Uitspraak
RECHTBANK LIMBURG
1.De procedure
- het verzoekschrift met bijlagen 1 t/m 15;
- de mondelinge behandeling op 11 november 2020.
Rechtbank Limburg
In deze zaak heeft de kantonrechter van de Rechtbank Limburg op 1 december 2020 uitspraak gedaan in een verzoek tot ontbinding van de arbeidsovereenkomst tussen [verzoeker] en Garage Solutions B.V. [verzoeker] was sinds 1 november 2018 in dienst als monteur en had zich op 11 april 2020 arbeidsongeschikt gemeld.
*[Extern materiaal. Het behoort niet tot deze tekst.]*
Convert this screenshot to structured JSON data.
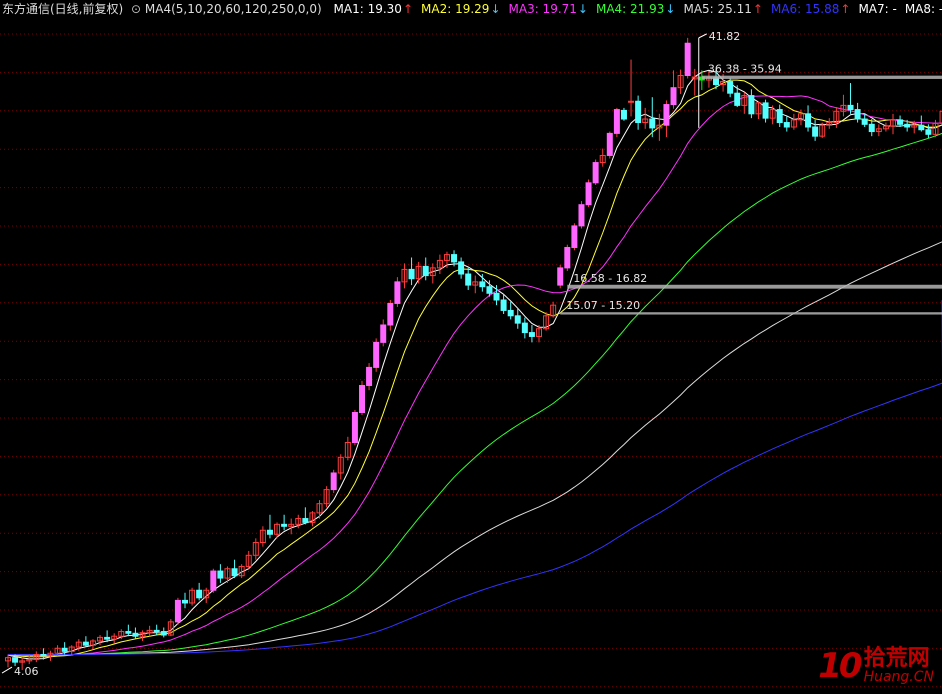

Garage Solutions ontsloeg [verzoeker] op staande voet op 24 april 2020, maar deze opzegging werd door de kantonrechter op 22 juni 2020 vernietigd. Garage Solutions werd veroordeeld om [verzoeker] weer toe te laten tot de arbeid en om het loon te betalen. Ondanks deze veroordeling heeft Garage Solutions het loon niet betaald, wat leidde tot de huidige procedure.
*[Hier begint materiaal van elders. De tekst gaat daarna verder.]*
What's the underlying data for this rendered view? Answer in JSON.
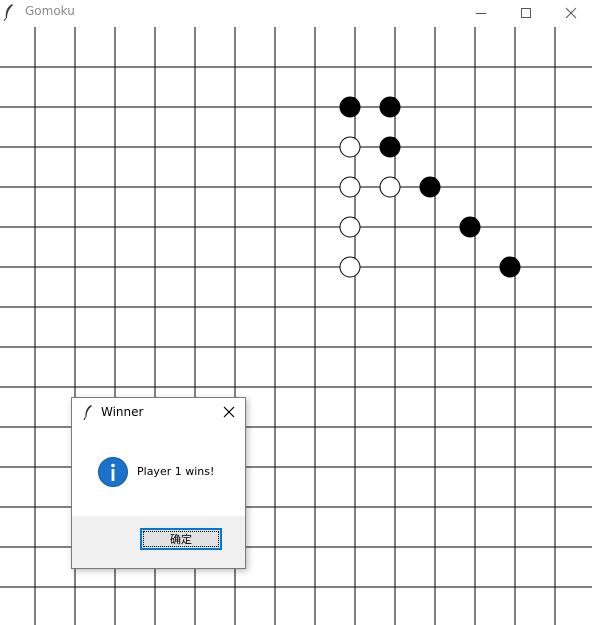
{
  "window": {
    "title": "Gomoku"
  },
  "board": {
    "line_color": "#000000",
    "black_color": "#000000",
    "white_color": "#ffffff",
    "black_stones": [
      [
        8,
        2
      ],
      [
        9,
        2
      ],
      [
        9,
        3
      ],
      [
        10,
        4
      ],
      [
        11,
        5
      ],
      [
        12,
        6
      ]
    ],
    "white_stones": [
      [
        8,
        3
      ],
      [
        8,
        4
      ],
      [
        9,
        4
      ],
      [
        8,
        5
      ],
      [
        8,
        6
      ]
    ]
  },
  "dialog": {
    "title": "Winner",
    "message": "Player 1 wins!",
    "ok_label": "确定",
    "icon": "info-icon",
    "accent": "#0078d7"
  }
}
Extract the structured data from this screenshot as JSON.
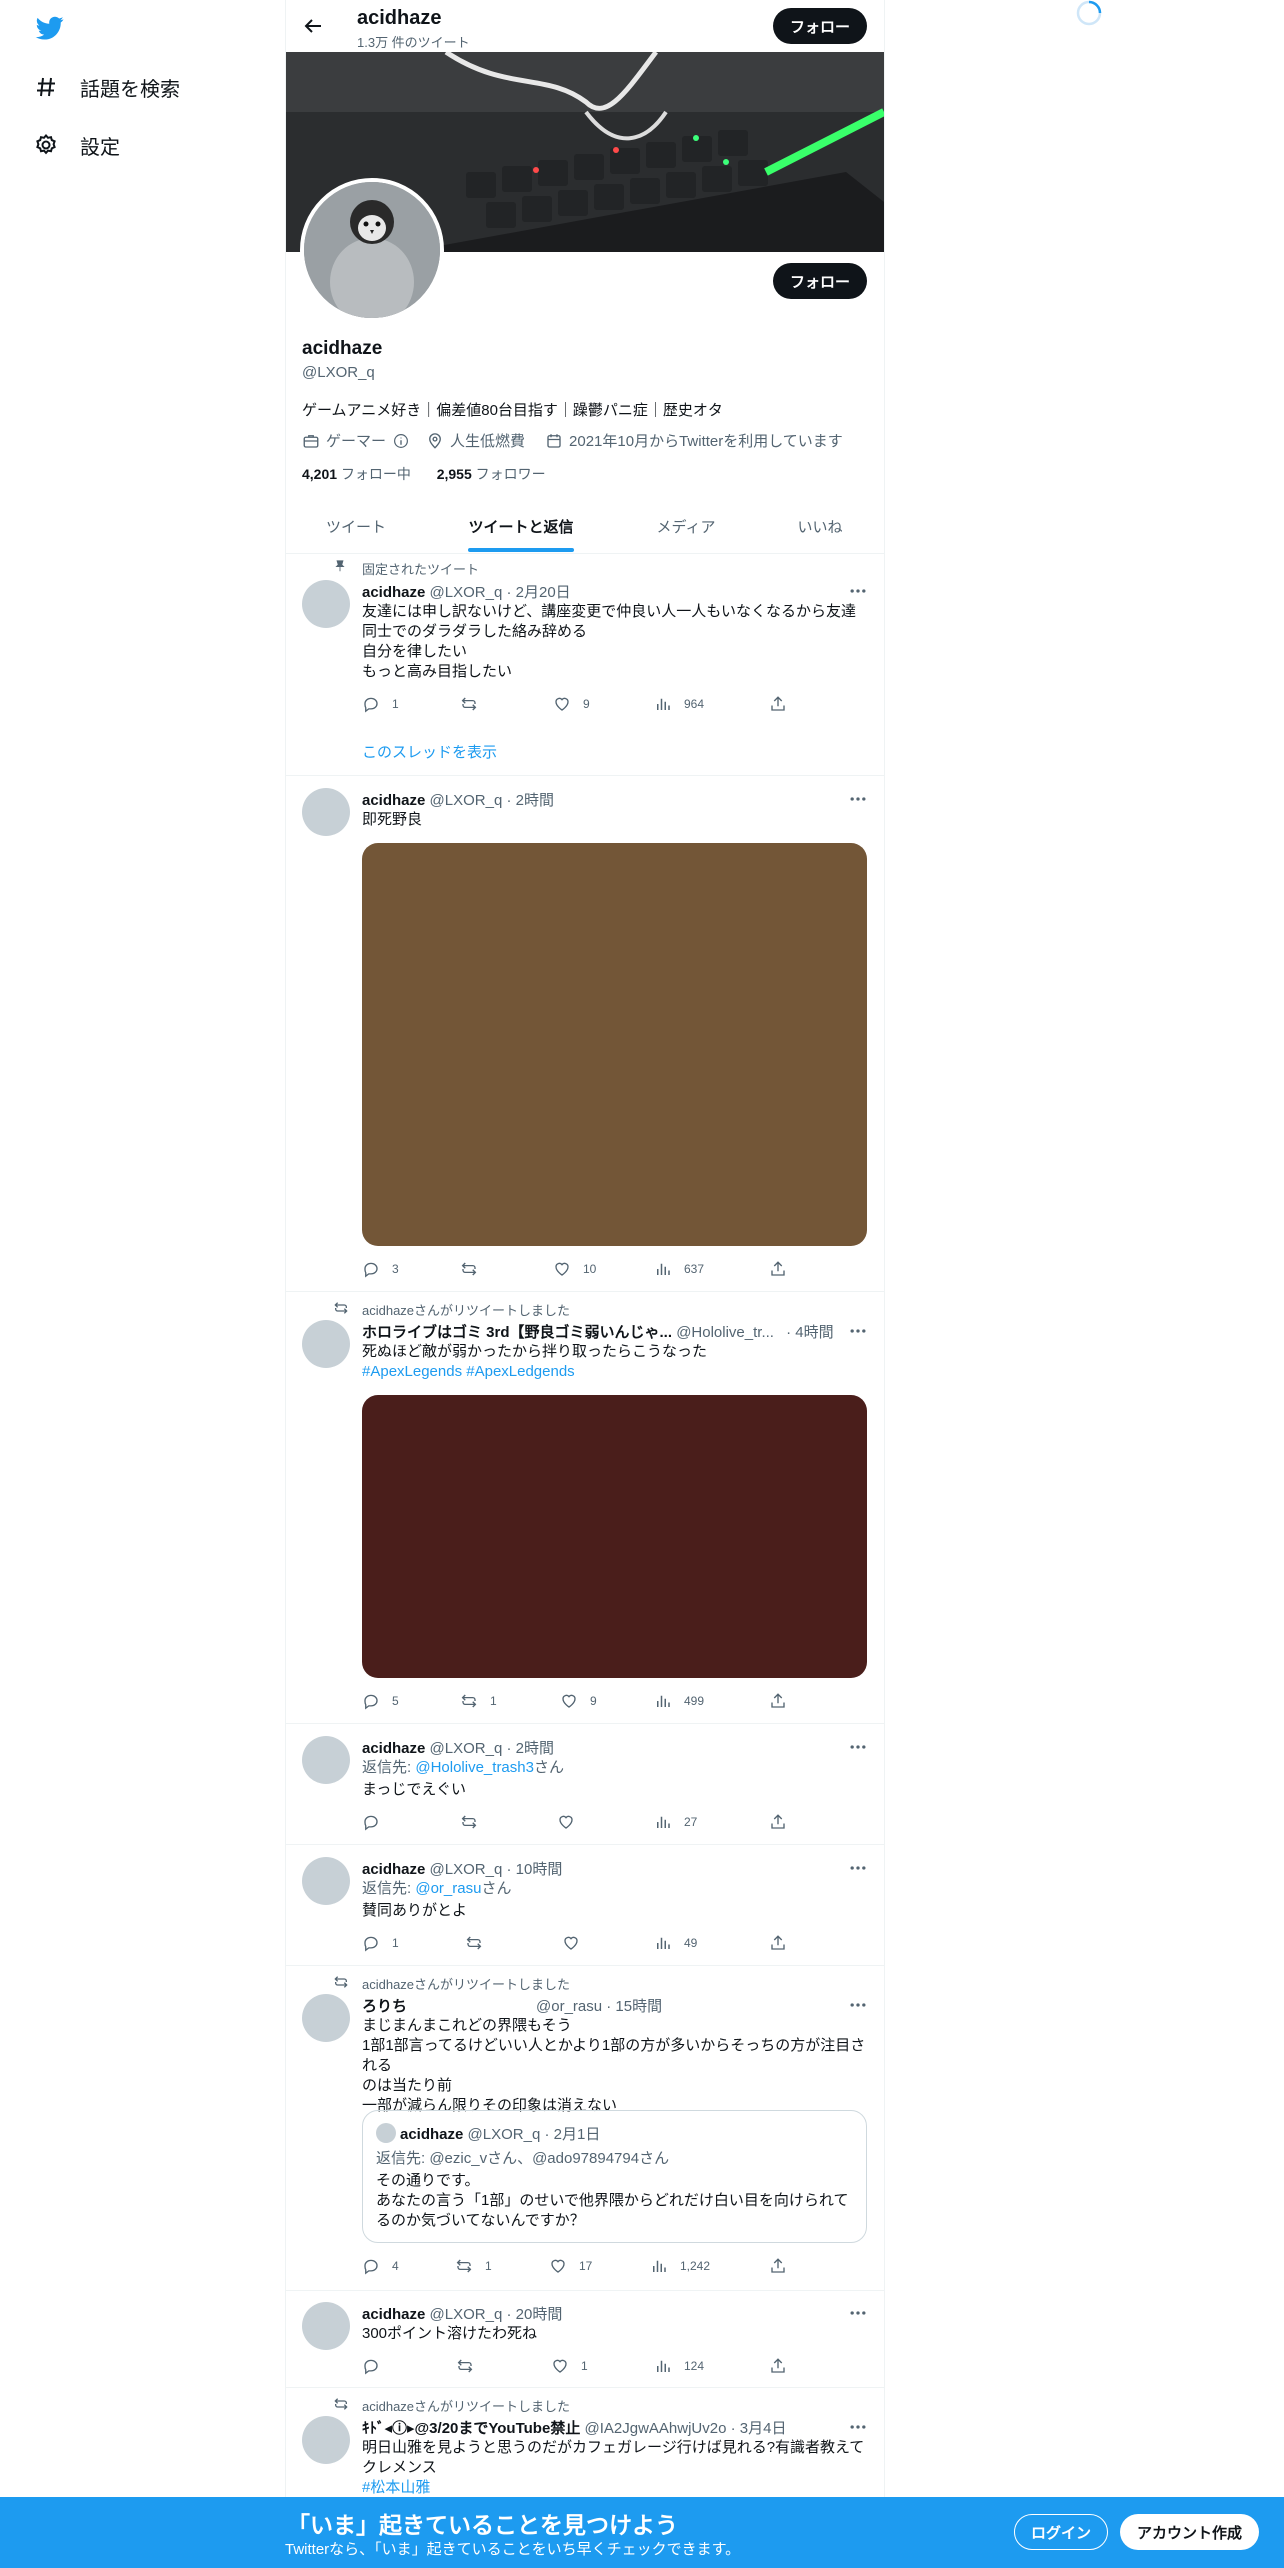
{
  "nav": {
    "explore_label": "話題を検索",
    "settings_label": "設定"
  },
  "header": {
    "title": "acidhaze",
    "tweet_count": "1.3万 件のツイート",
    "follow_label": "フォロー"
  },
  "profile": {
    "name": "acidhaze",
    "handle": "@LXOR_q",
    "bio": "ゲームアニメ好き｜偏差値80台目指す｜躁鬱パニ症｜歴史オタ",
    "category": "ゲーマー",
    "location": "人生低燃費",
    "joined": "2021年10月からTwitterを利用しています",
    "following_count": "4,201",
    "following_label": "フォロー中",
    "followers_count": "2,955",
    "followers_label": "フォロワー",
    "follow_label": "フォロー"
  },
  "tabs": [
    {
      "label": "ツイート"
    },
    {
      "label": "ツイートと返信"
    },
    {
      "label": "メディア"
    },
    {
      "label": "いいね"
    }
  ],
  "tweets": [
    {
      "pinned_label": "固定されたツイート",
      "name": "acidhaze",
      "handle": "@LXOR_q",
      "time": "· 2月20日",
      "lines": [
        "友達には申し訳ないけど、講座変更で仲良い人一人もいなくなるから友達",
        "同士でのダラダラした絡み辞める",
        "自分を律したい",
        "もっと高み目指したい"
      ],
      "replies": "1",
      "retweets": "",
      "likes": "9",
      "views": "964",
      "thread_label": "このスレッドを表示"
    },
    {
      "name": "acidhaze",
      "handle": "@LXOR_q",
      "time": "· 2時間",
      "lines": [
        "即死野良"
      ],
      "media_color": "#735637",
      "replies": "3",
      "retweets": "",
      "likes": "10",
      "views": "637"
    },
    {
      "retweet_label": "acidhazeさんがリツイートしました",
      "name": "ホロライブはゴミ 3rd【野良ゴミ弱いんじゃ...",
      "handle": "@Hololive_tr...",
      "time": "· 4時間",
      "lines": [
        "死ぬほど敵が弱かったから拌り取ったらこうなった"
      ],
      "hashtags": "#ApexLegends #ApexLedgends",
      "media_color": "#4a1e1b",
      "replies": "5",
      "retweets": "1",
      "likes": "9",
      "views": "499"
    },
    {
      "name": "acidhaze",
      "handle": "@LXOR_q",
      "time": "· 2時間",
      "reply_to_prefix": "返信先: ",
      "reply_to": "@Hololive_trash3",
      "reply_to_suffix": "さん",
      "lines": [
        "まっじでえぐい"
      ],
      "replies": "",
      "retweets": "",
      "likes": "",
      "views": "27"
    },
    {
      "name": "acidhaze",
      "handle": "@LXOR_q",
      "time": "· 10時間",
      "reply_to_prefix": "返信先: ",
      "reply_to": "@or_rasu",
      "reply_to_suffix": "さん",
      "lines": [
        "賛同ありがとよ"
      ],
      "replies": "1",
      "retweets": "",
      "likes": "",
      "views": "49"
    },
    {
      "retweet_label": "acidhazeさんがリツイートしました",
      "name": "ろりち",
      "handle": "@or_rasu",
      "time": "· 15時間",
      "lines": [
        "まじまんまこれどの界隈もそう",
        "1部1部言ってるけどいい人とかより1部の方が多いからそっちの方が注目される",
        "のは当たり前",
        "一部が減らん限りその印象は消えない"
      ],
      "quote": {
        "name": "acidhaze",
        "handle": "@LXOR_q",
        "time": "· 2月1日",
        "reply_to": "返信先: @ezic_vさん、@ado97894794さん",
        "lines": [
          "その通りです。",
          "あなたの言う「1部」のせいで他界隈からどれだけ白い目を向けられて",
          "るのか気づいてないんですか？"
        ]
      },
      "replies": "4",
      "retweets": "1",
      "likes": "17",
      "views": "1,242"
    },
    {
      "name": "acidhaze",
      "handle": "@LXOR_q",
      "time": "· 20時間",
      "lines": [
        "300ポイント溶けたわ死ね"
      ],
      "replies": "",
      "retweets": "",
      "likes": "1",
      "views": "124"
    },
    {
      "retweet_label": "acidhazeさんがリツイートしました",
      "name": "ｷﾄﾞ◂ⓘ▸@3/20までYouTube禁止",
      "handle": "@IA2JgwAAhwjUv2o",
      "time": "· 3月4日",
      "lines": [
        "明日山雅を見ようと思うのだがカフェガレージ行けば見れる?有識者教えて",
        "クレメンス"
      ],
      "hashtags": " #松本山雅"
    }
  ],
  "bottom_bar": {
    "title": "「いま」起きていることを見つけよう",
    "subtitle": "Twitterなら、「いま」起きていることをいち早くチェックできます。",
    "login_label": "ログイン",
    "signup_label": "アカウント作成"
  },
  "colors": {
    "accent": "#1d9bf0",
    "text": "#0f1419",
    "muted": "#536471"
  }
}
De kantonrechter heeft vastgesteld dat Garage Solutions ernstig verwijtbaar heeft gehandeld door het loon niet te betalen. Dit was geen rechtvaardiging voor het niet of niet tijdig betalen van het loon, vooral gezien de financiële situatie van de werkgever. De kantonrechter heeft de arbeidsovereenkomst ontbonden met ingang van 11 december 2020 en Garage Solutions veroordeeld tot betaling van een transitievergoeding van € 2.859,88 en een billijke vergoeding van € 12.000,- aan [verzoeker]. De kantonrechter heeft ook de proceskosten aan de zijde van [verzoeker] toegewezen, die zijn begroot op € 803,00. De beschikking is uitvoerbaar bij voorraad verklaard.
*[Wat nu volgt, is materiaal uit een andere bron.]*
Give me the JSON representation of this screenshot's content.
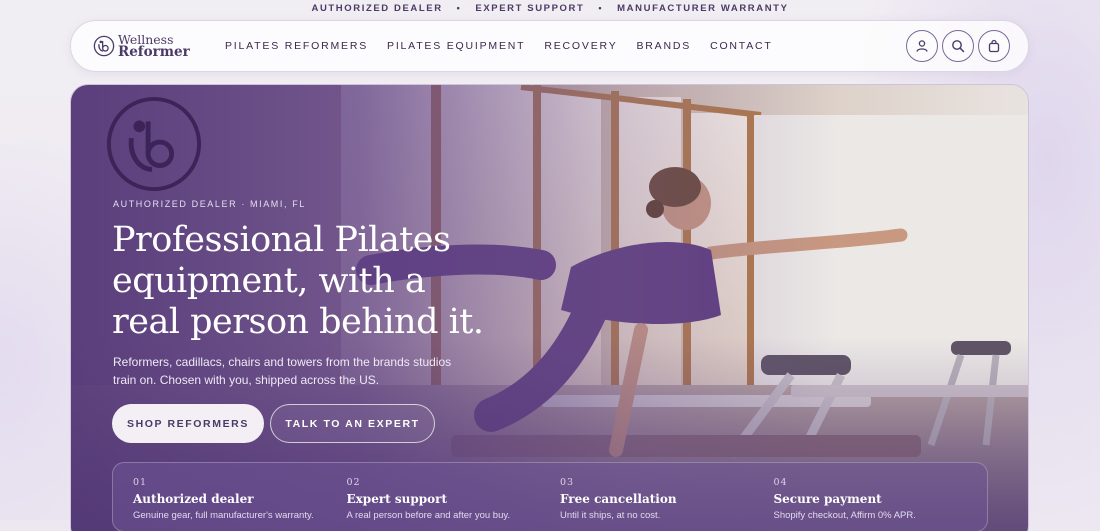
{
  "announcement": {
    "items": [
      "AUTHORIZED DEALER",
      "EXPERT SUPPORT",
      "MANUFACTURER WARRANTY"
    ],
    "separator": "•"
  },
  "header": {
    "logo": {
      "line1": "Wellness",
      "line2": "Reformer"
    },
    "nav": [
      "PILATES REFORMERS",
      "PILATES EQUIPMENT",
      "RECOVERY",
      "BRANDS",
      "CONTACT"
    ],
    "icons": [
      "account-icon",
      "search-icon",
      "cart-icon"
    ]
  },
  "hero": {
    "eyebrow": "AUTHORIZED DEALER · MIAMI, FL",
    "headline_lines": [
      "Professional Pilates",
      "equipment, with a",
      "real person behind it."
    ],
    "subtext": "Reformers, cadillacs, chairs and towers from the brands studios train on. Chosen with you, shipped across the US.",
    "primary_cta": "SHOP REFORMERS",
    "secondary_cta": "TALK TO AN EXPERT"
  },
  "features": [
    {
      "num": "01",
      "title": "Authorized dealer",
      "desc": "Genuine gear, full manufacturer's warranty."
    },
    {
      "num": "02",
      "title": "Expert support",
      "desc": "A real person before and after you buy."
    },
    {
      "num": "03",
      "title": "Free cancellation",
      "desc": "Until it ships, at no cost."
    },
    {
      "num": "04",
      "title": "Secure payment",
      "desc": "Shopify checkout, Affirm 0% APR."
    }
  ],
  "colors": {
    "brand": "#4b3a66",
    "hero_overlay": "#563a7a",
    "button_light": "#f4eff4",
    "text_light": "#ffffff"
  }
}
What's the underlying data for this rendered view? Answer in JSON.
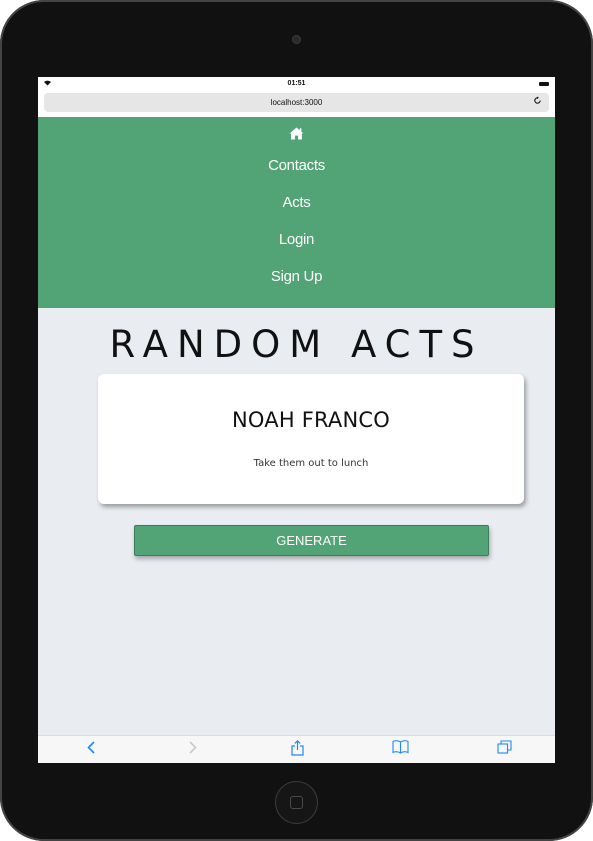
{
  "status_bar": {
    "time": "01:51"
  },
  "browser": {
    "url": "localhost:3000"
  },
  "navbar": {
    "links": [
      {
        "label": "Contacts"
      },
      {
        "label": "Acts"
      },
      {
        "label": "Login"
      },
      {
        "label": "Sign Up"
      }
    ]
  },
  "main": {
    "title": "RANDOM ACTS",
    "card": {
      "name": "NOAH FRANCO",
      "act": "Take them out to lunch"
    },
    "generate_label": "GENERATE"
  },
  "colors": {
    "navbar_bg": "#52a375",
    "page_bg": "#e9edf1",
    "button_bg": "#52a375",
    "toolbar_accent": "#1e88ff"
  },
  "icons": {
    "home": "home-icon",
    "back": "chevron-left-icon",
    "forward": "chevron-right-icon",
    "share": "share-icon",
    "bookmarks": "book-icon",
    "tabs": "tabs-icon"
  }
}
De beslissing van de kantonrechter is gebaseerd op de overweging dat de werkgever niet heeft gereageerd op de verzoeken van [verzoeker] en dat de omstandigheden van het geval, waaronder de financiële problemen van [verzoeker], in aanmerking zijn genomen bij het bepalen van de hoogte van de billijke vergoeding. De kantonrechter heeft ook verwezen naar eerdere jurisprudentie van de Hoge Raad over de billijke vergoeding, waarbij het doel is om de werknemer te compenseren voor het ernstig verwijtbaar handelen van de werkgever.